7.2- MESURES
ADÉQUATES
La proposition des lieux de développement du
bâti à Gressier est formulée suivant un ensemble de
principes d'arbitrage et de critères.
7.2.1- Principes
d'arbitrage
Les principes d'arbitrage représentent un ensemble de
propositions qui sont appelées à régir l'affectation des
sols et qui servent de base à leur conversion vers un usage optimal. Ces
principes visent à :
· préserver les meilleurs sols agricoles de
l'envahissement du bâti ;
· protéger la mangrove du bâti ;
· Protéger le couvert boisé ;
· Epargner les fortes pentes de la construction du
bâti ;
· privilégier le développement bâti
dans les zones accessibles ;
· Structurer le bâti en bordure de la route
nationale ;
· orienter le nouveau bâti vers les zones les moins
vulnérables tant du point de vue topographique, hydrogéologique
que géotechnique.
Les actions corollaires de ces principes seraient de
déplacer les gens établis dans la zone de mangrove,
d'empêcher la construction du bâti dans les zones à forte
potentialité agricole pour réserver ainsi les meilleures terres
agricoles à l'agriculture, d'éviter les constructions dans les
zones de forte pente qui devraient être de préférence
couvertes d'arbres.
Concernant l'organisation de l'habitat, la logique de
l'habitat doit prédominer celle du logement. Le regroupement de la
population doit être vu comme un moyen de favoriser le
développement du milieu rural et non comme une fin.
En effet, les expériences en matière de
réinstallation de population ont montré que les programmes de
villagisation qui ont échoué sont ceux pour lesquels
l'insuffisance et la qualité des infrastructures dans les villages
étaient criantes.

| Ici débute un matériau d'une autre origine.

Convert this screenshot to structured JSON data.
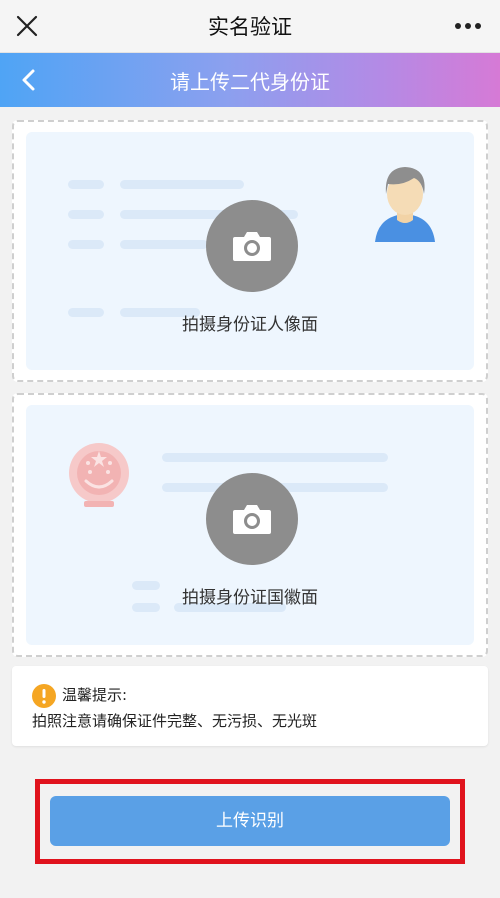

Gressier, situé à la
périphérie relativement lointaine de Port-au-Prince, dans le
cadre d'une volonté d'établissement d'un modèle de
hiérarchie urbaine du pays, ne pourra pas recevoir un niveau
élevé d'infrastructures et services, mais devra
bénéficier d'un niveau d'équipement infrastructurel et
d'investissement public suffisants qui garantiront le maintien sur place de sa
population.
La création d'emplois non agricole dans les villages
sera déterminante dans la perspective d'une diminution de la pression
sur l'environnement immédiat des villages d'une part et sur
l'environnement plus lointain d'autre part sous peine de retourner à la
situation de dispersion de l'habitat de départ.

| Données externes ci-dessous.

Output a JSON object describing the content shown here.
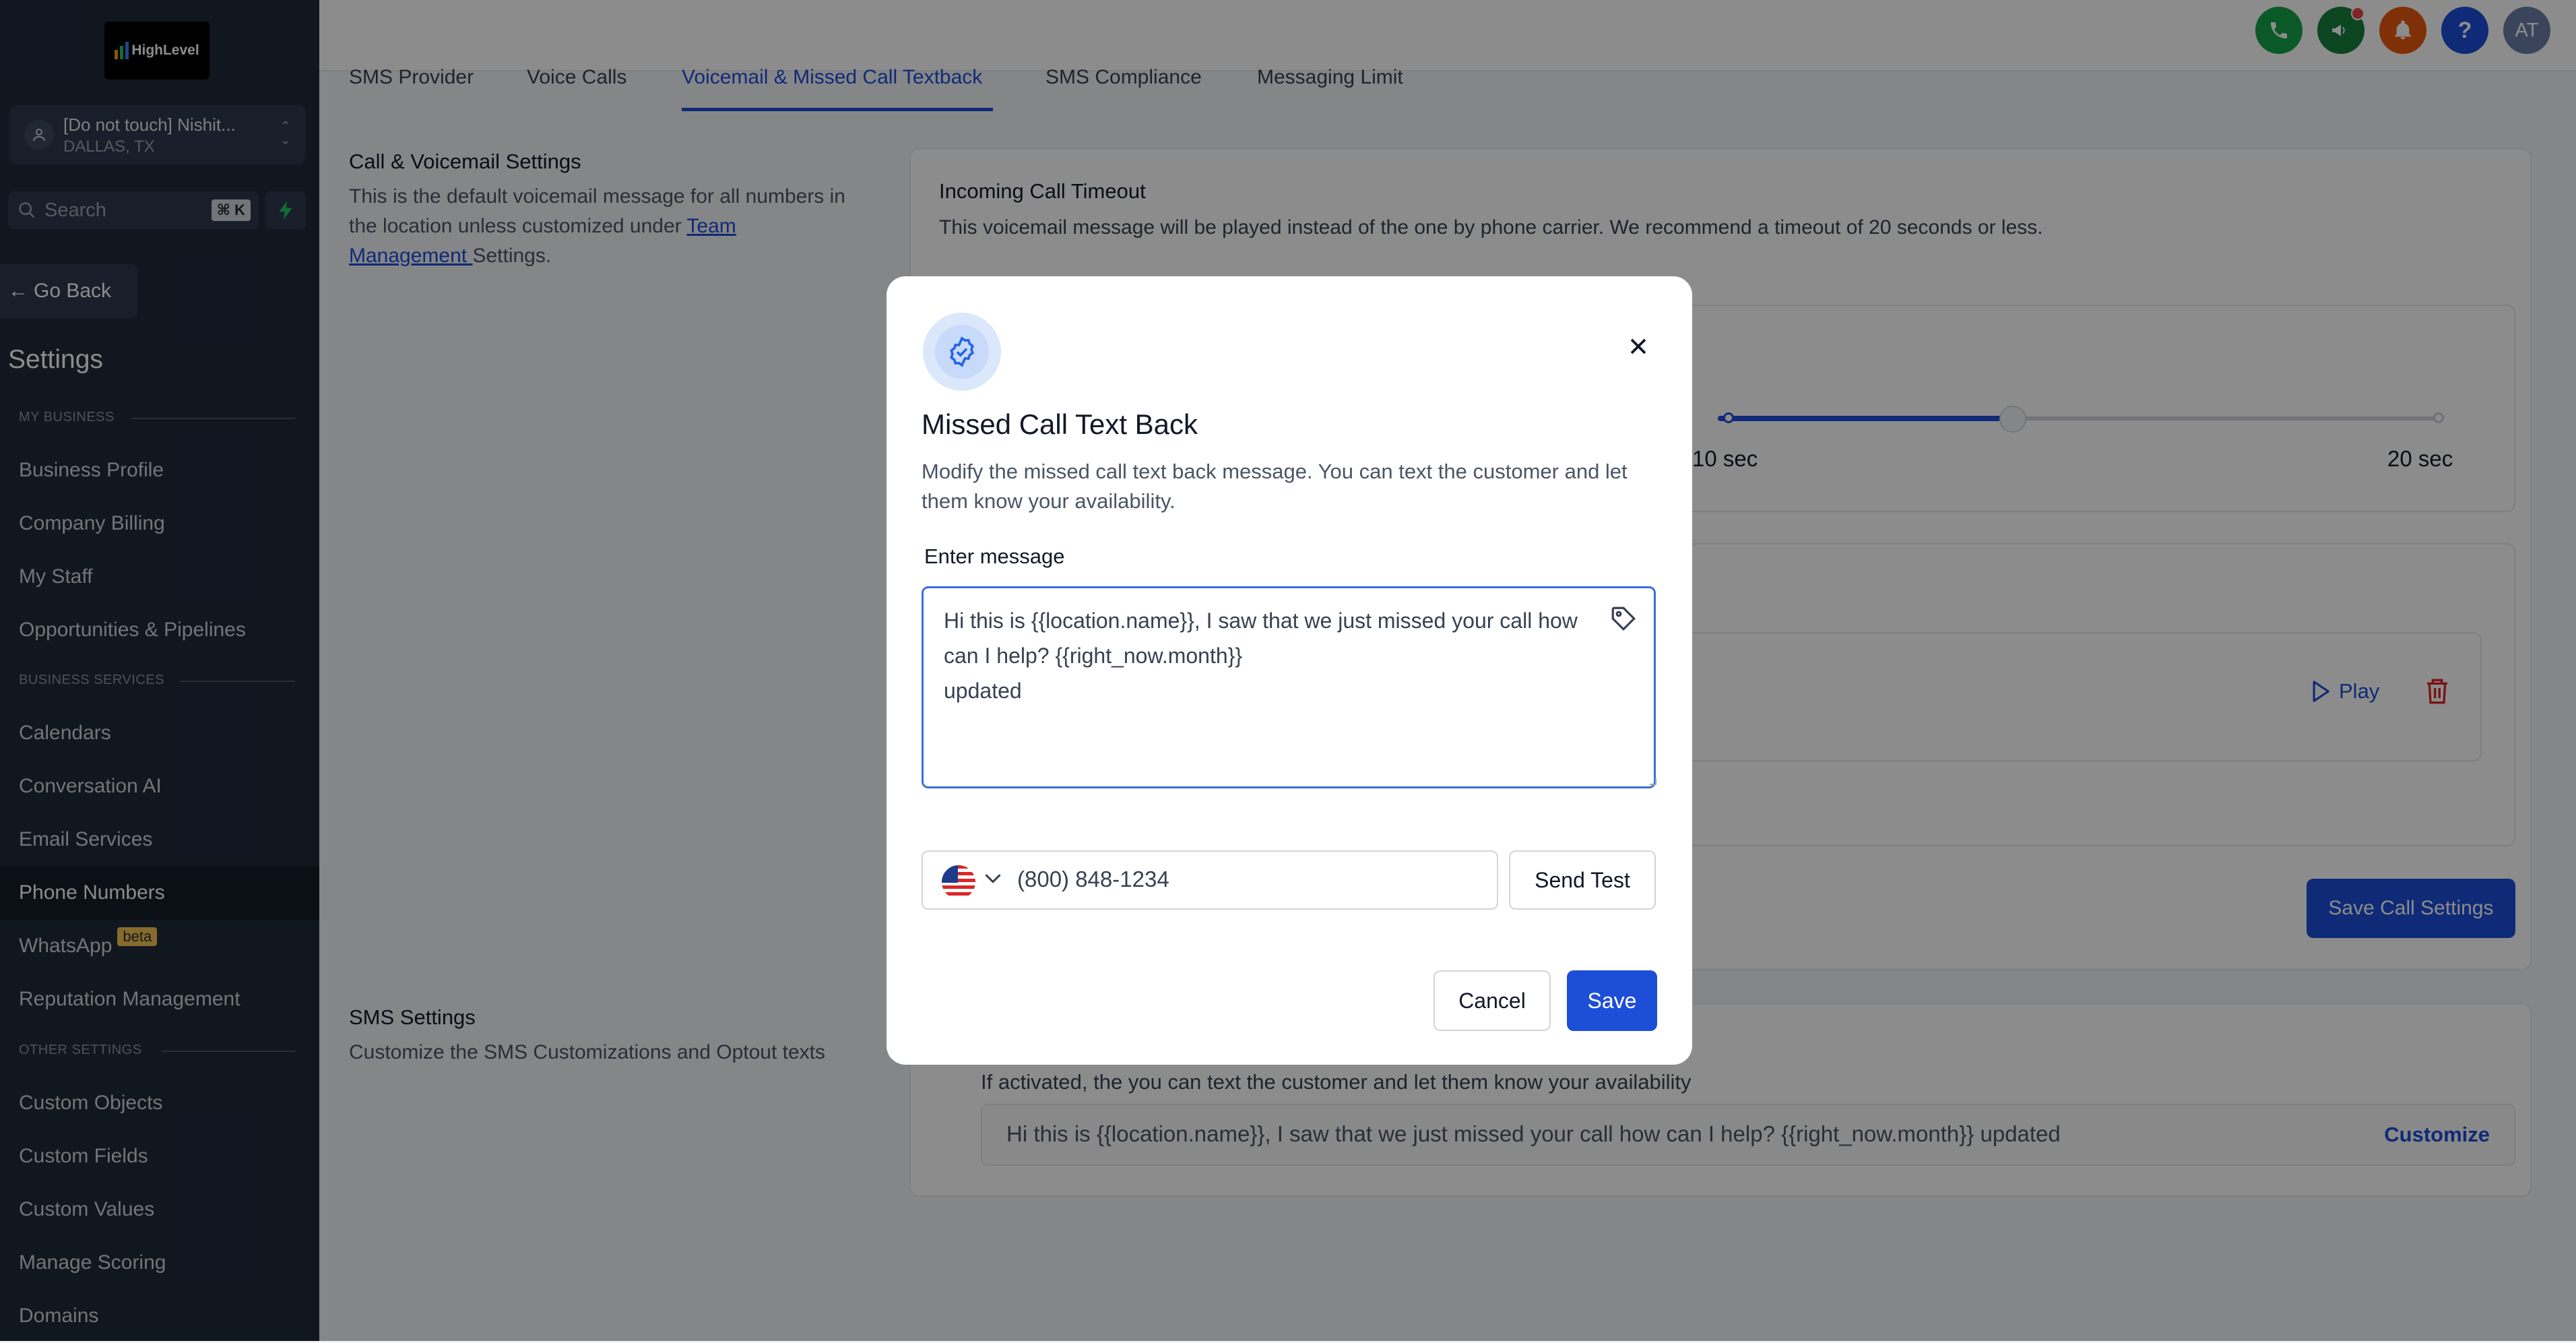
{
  "sidebar": {
    "logo_text": "HighLevel",
    "location": {
      "name": "[Do not touch] Nishit...",
      "city": "DALLAS, TX"
    },
    "search": {
      "placeholder": "Search",
      "shortcut": "⌘ K"
    },
    "go_back": "Go Back",
    "title": "Settings",
    "sections": [
      {
        "label": "MY BUSINESS",
        "items": [
          "Business Profile",
          "Company Billing",
          "My Staff",
          "Opportunities & Pipelines"
        ]
      },
      {
        "label": "BUSINESS SERVICES",
        "items": [
          "Calendars",
          "Conversation AI",
          "Email Services",
          "Phone Numbers",
          "WhatsApp",
          "Reputation Management"
        ]
      },
      {
        "label": "OTHER SETTINGS",
        "items": [
          "Custom Objects",
          "Custom Fields",
          "Custom Values",
          "Manage Scoring",
          "Domains"
        ]
      }
    ],
    "active_item": "Phone Numbers",
    "whatsapp_badge": "beta"
  },
  "topbar": {
    "avatar_initials": "AT",
    "help_label": "?"
  },
  "tabs": [
    {
      "label": "SMS Provider",
      "active": false
    },
    {
      "label": "Voice Calls",
      "active": false
    },
    {
      "label": "Voicemail & Missed Call Textback",
      "active": true
    },
    {
      "label": "SMS Compliance",
      "active": false
    },
    {
      "label": "Messaging Limit",
      "active": false
    }
  ],
  "call_voicemail": {
    "title": "Call & Voicemail Settings",
    "description_before_link": "This is the default voicemail message for all numbers in the location unless customized under ",
    "link_text": "Team Management ",
    "description_after_link": "Settings.",
    "timeout_title": "Incoming Call Timeout",
    "timeout_desc": "This voicemail message will be played instead of the one by phone carrier. We recommend a timeout of 20 seconds or less.",
    "slider_value_seconds": 14,
    "slider_max_seconds": 20,
    "slider_labels": [
      "10 sec",
      "20 sec"
    ],
    "play_label": "Play",
    "save_button": "Save Call Settings"
  },
  "sms_settings": {
    "title": "SMS Settings",
    "description": "Customize the SMS Customizations and Optout texts",
    "textback_desc": "If activated, the you can text the customer and let them know your availability",
    "textback_message": "Hi this is {{location.name}}, I saw that we just missed your call how can I help? {{right_now.month}} updated",
    "customize_label": "Customize"
  },
  "modal": {
    "title": "Missed Call Text Back",
    "description": "Modify the missed call text back message. You can text the customer and let them know your availability.",
    "message_label": "Enter message",
    "message_value": "Hi this is {{location.name}}, I saw that we just missed your call how can I help? {{right_now.month}}\nupdated",
    "phone_value": "(800) 848-1234",
    "send_test": "Send Test",
    "cancel": "Cancel",
    "save": "Save"
  },
  "colors": {
    "primary": "#1d4ed8",
    "sidebar_bg": "#1f2a3a",
    "phone_btn": "#16a34a",
    "megaphone_btn": "#15803d",
    "bell_btn": "#ea580c",
    "help_btn": "#1d4ed8",
    "avatar_btn": "#6b7fa8",
    "danger": "#dc2626"
  },
  "icons": [
    "search-icon",
    "bolt-icon",
    "arrow-left-icon",
    "phone-icon",
    "megaphone-icon",
    "bell-icon",
    "shield-check-icon",
    "close-icon",
    "tag-icon",
    "chevron-down-icon",
    "play-icon",
    "trash-icon",
    "us-flag-icon",
    "user-location-icon"
  ]
}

Le regroupement de l'habitat à Gressier pourrait
être orienté dans un cadre normatif qui consisterait à
élaborer un plan de régulation foncière définissant
les lieux d'implantation admissibles ou non au bâti ou dans un cadre
incitatif qui consisterait à équiper les lieux adéquats
pour inciter les implantations.
7.2.2- Critères
Les critères pris en compte pour la proposition des
zones de développement du bâti sont la topographie (les pentes),
les potentialités agricoles des sols, les conditions
hydrogéologiques locales, l'accessibilité par les voiries et la
géotechnique.
· Topographie (aptitude topographique au bâti)
On considère généralement comme aptes
à recevoir le bâti les terres dont la pente ne dépasse pas
15 % mais aussi les terres de pente comprise entre 15 et 25 % (figure 20).

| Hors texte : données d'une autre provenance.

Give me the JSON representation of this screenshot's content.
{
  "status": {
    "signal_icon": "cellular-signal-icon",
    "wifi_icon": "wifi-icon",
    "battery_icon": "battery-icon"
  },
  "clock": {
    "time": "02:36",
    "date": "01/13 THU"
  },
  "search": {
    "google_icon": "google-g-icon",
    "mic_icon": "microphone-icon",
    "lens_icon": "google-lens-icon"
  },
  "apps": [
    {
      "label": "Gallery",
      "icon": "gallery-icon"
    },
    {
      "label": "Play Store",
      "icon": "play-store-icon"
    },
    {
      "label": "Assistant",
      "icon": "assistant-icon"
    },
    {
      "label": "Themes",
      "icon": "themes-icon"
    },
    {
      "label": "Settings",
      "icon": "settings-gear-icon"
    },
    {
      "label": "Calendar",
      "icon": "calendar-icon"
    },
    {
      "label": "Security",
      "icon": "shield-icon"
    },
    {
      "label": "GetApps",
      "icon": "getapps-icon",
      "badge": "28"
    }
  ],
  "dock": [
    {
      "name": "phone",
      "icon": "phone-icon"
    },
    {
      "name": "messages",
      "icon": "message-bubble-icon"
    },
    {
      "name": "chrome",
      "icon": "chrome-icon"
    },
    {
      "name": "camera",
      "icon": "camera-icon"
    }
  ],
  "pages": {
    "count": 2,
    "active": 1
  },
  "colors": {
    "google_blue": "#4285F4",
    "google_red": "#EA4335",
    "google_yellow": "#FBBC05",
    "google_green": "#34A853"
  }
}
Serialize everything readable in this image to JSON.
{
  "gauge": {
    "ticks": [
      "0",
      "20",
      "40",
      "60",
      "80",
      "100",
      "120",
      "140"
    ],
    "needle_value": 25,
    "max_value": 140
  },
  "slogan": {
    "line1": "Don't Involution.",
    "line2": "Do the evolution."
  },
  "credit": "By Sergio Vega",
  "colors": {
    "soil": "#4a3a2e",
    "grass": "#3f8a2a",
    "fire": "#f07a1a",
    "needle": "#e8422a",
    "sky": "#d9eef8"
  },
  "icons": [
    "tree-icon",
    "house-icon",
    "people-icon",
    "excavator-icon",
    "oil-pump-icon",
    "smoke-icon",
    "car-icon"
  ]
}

Cependant pour ces dernières, des précautions et des mesures de
conservation s'imposent telles des aménagements contre l'érosion,
l'amélioration des boisements ou la reforestation. Les terres de pente
dépassant 25 % sont à considérer comme inaptes à la
construction de logements compte tenu des conditions climatiques existant dans
un pays tropical comme Haïti.
Les terres comprises entre 0 et 15 % situées sur des
sols agricoles fertiles, bien qu'ils soient topographiquement aptes au
bâti, sont à considérer comme nécessitant des
mesures de protection contre le bâti. Le nouveau bâti devrait
être orienté hors de ces terres.
· Hydrogéologie (vulnérabilité des
aquifères face au bâti)
Il convient de considérer pour ce critère tant
la vulnérabilité des aquifères, leur productivité
et leur accessibilité. En effet, les aquifères les plus
productifs sont conjointement ceux qui sont les plus vulnérables (figure
9). La vulnérabilité est liée aux conditions
géologiques locales. Cette vulnérabilité représente
l'un des critères important à prendre en compte dans la
sélection des zones de bâti. Cependant, cette
vulnérabilité est considérée ici par rapport
à la densité du bâti. Les propriétés
physiques et hydrodynamiques du sol qui lui confèrent ou non son pouvoir
épurateur ne sont pas pris en compte ainsi que les
propriétés du sous-sol qui favorisent ou non le transfert
vertical des polluants en profondeur et la nature et la
perméabilité des aquifères qui atténuent ou
favorisent la propagation des polluants (NIJSKENS, 2004).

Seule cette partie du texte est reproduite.